O cardeal Konrad Krajewski distribuiu ajuda numa área onde, “além dos soldados, não entra mais ninguém”. Foto © Vatican Media.
“Não há palavras, não há lágrimas”. Perante aquilo que tem vivido e visto, o cardeal Konrad Krajewski, esmoleiro do Papa enviado pela quarta vez à Ucrânia, já quase “só” consegue rezar. Mas prossegue a sua missão de levar ajuda, alimentos, terços e a bênção de Francisco, porque não quer que ninguém se sinta sozinho nesta “guerra absurda”.
Precisamente nove anos depois de ter sido escolhido pelo Papa como esmoleiro e ordenado bispo (a 17 de setembro de 2013), Krajewski viveu um dos dias mais difíceis desta missão.
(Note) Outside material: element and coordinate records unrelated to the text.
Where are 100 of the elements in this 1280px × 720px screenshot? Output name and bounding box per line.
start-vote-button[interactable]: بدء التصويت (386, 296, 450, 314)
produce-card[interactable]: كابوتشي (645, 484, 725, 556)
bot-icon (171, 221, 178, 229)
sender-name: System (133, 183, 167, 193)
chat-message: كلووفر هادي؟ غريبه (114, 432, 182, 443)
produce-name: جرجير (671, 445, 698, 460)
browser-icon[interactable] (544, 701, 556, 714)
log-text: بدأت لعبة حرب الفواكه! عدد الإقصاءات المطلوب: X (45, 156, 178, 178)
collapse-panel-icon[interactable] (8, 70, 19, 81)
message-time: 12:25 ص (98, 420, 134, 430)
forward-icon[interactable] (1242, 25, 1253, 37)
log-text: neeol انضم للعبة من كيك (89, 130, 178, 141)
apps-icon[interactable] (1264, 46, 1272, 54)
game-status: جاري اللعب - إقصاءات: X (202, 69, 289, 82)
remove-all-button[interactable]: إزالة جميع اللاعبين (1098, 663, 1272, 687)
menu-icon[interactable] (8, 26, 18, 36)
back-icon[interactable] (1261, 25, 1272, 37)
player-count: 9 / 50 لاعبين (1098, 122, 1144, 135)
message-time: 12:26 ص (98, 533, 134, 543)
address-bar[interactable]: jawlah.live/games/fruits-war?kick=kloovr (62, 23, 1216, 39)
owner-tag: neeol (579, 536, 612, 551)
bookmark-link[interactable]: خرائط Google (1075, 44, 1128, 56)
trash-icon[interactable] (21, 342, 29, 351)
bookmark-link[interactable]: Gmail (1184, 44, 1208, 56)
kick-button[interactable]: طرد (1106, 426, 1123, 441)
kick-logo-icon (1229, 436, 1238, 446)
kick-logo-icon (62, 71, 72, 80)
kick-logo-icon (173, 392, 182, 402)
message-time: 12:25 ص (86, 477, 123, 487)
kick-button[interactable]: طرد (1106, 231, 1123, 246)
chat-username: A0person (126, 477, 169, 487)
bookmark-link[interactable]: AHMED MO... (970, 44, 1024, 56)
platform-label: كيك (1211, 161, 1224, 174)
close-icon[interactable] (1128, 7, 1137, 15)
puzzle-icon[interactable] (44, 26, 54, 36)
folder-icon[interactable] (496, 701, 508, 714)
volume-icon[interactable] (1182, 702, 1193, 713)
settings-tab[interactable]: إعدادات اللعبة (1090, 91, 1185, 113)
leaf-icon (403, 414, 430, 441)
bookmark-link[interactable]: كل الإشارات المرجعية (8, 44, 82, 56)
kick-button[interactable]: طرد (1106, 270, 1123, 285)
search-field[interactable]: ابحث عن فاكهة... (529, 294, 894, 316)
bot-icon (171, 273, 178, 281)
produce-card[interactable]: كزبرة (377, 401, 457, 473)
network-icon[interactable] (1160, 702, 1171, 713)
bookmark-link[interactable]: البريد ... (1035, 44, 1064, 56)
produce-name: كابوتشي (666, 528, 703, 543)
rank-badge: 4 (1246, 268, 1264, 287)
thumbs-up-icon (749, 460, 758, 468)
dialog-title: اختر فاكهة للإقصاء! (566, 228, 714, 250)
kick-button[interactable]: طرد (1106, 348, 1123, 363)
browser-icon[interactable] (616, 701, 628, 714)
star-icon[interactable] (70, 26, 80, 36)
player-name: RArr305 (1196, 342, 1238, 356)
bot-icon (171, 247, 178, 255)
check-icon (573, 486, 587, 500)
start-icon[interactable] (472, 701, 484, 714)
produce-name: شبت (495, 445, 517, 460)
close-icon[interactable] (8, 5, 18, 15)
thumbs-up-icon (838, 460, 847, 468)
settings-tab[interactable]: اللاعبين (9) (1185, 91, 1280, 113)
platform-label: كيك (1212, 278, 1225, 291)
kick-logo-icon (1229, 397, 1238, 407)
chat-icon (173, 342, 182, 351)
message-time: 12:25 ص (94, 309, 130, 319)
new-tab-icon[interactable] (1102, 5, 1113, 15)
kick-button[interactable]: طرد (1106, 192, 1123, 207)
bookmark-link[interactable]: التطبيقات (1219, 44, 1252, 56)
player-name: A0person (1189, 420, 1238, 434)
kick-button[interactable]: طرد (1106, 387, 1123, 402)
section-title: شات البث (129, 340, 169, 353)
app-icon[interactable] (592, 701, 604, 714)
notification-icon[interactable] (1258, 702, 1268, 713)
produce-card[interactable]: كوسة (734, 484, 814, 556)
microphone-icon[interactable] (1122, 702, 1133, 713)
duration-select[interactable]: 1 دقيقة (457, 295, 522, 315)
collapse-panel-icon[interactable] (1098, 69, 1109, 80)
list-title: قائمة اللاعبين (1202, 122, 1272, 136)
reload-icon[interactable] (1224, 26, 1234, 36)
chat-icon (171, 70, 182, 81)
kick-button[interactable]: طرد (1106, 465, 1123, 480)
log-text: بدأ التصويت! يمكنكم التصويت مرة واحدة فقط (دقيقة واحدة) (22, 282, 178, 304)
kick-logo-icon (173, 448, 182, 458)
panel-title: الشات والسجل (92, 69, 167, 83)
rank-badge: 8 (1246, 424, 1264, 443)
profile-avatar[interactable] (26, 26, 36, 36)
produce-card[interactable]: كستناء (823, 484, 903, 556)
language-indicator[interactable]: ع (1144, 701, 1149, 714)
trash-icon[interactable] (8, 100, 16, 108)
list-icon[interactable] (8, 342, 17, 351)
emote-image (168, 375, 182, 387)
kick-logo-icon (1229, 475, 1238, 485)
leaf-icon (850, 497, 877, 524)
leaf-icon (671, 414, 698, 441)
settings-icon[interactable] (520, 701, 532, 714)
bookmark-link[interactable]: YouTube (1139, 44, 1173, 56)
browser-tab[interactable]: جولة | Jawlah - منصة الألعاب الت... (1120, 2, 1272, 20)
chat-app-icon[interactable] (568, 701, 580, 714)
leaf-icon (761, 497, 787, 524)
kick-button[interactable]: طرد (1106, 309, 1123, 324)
Carregou a carrinha na qual viajou até à Ucrânia com alimentos e dirigiu-se para uma área onde, “além dos soldados, não entra mais ninguém”, porque os disparos são cada vez mais cerrados. Mas era precisamente ali que as pessoas tinham mais necessidade de apoio e alimentos, por isso não hesitou.
Juntamente com dois bispos, um católico e um protestante, e acompanhados por um soldado ucraniano, foi ao encontro das pessoas que ali vivem, descarregou os primeiros alimentos, mas na segunda etapa do percurso o grupo foi atingido por tiros e o cardeal, juntamente com os outros, soube que estava em perigo. “Pela primeira vez na minha vida eu não sabia para onde fugir… porque não basta correr, é preciso saber para onde”, contou ao Vatican News.
Nenhum elemento do grupo ficou ferido e conseguiram concluir a entrega de ajuda, incluindo os terços benzidos pelo Papa Francisco, que foram “imediatamente” colocados ao pescoço por quem os recebeu, relata. Um dia de guerra que o cardeal define como “sem piedade” e perante o qual, diz, ““só se pode rezar” e repetir: “Jesus, eu confio em ti!”.

O cardeal fez questão de visitar Izyum, uma localidade “recém abandonada pelos russos” e onde foram encontrados os restos mortais de cerca de 500 pessoas. Foto © Vatican Media.
Krajewski continuou a sua viagem pela Ucrânia e, nesta segunda-feira, 19, fez questão de visitar Izyum, uma localidade “recém abandonada pelos russos” e onde foram encontrados os restos mortais de cerca de 500 pessoas. “Ali assistimos a uma ‘celebração’, onde 50 homens jovens, na sua maioria polícias, bombeiros e soldados, vestidos de macacão branco ,estavam a cavar e retirar das valas, muitas vezes comuns, os corpos dos pobres ucranianos mortos, há cerca de 3 ou 4 meses, alguns enterrados ali há pouco tempo”. Mais uma vez, o choque e a falta de palavras. “Eu sei… há a guerra”, reconhece o o cardeal, “e a guerra não conhece piedade, há também os mortos. Mas ver tantos numa só área é algo difícil de contar, de explicar”.
O esmoleiro do Papa refere, ainda assim, que “foi tocante ver a maneira como eles carregavam os corpos. Eles pareciam estar a fazê-lo pelas suas próprias famílias, pelos seus pais, filhos, irmãos. O bispo e eu caminhávamos entre eles, eu rezava o Terço da Misericórdia sem parar, ficámos ali pelo menos três horas. Eu não podia fazer outra coisa”. Foi – resume o cardeal – “uma celebração da misericórdia”. Comovido, sublinha que “aqueles homens mostraram a beleza que às vezes está escondida nos nossos corações. Eles mostraram uma beleza humana num lugar onde só poderia haver vingança”, conclui.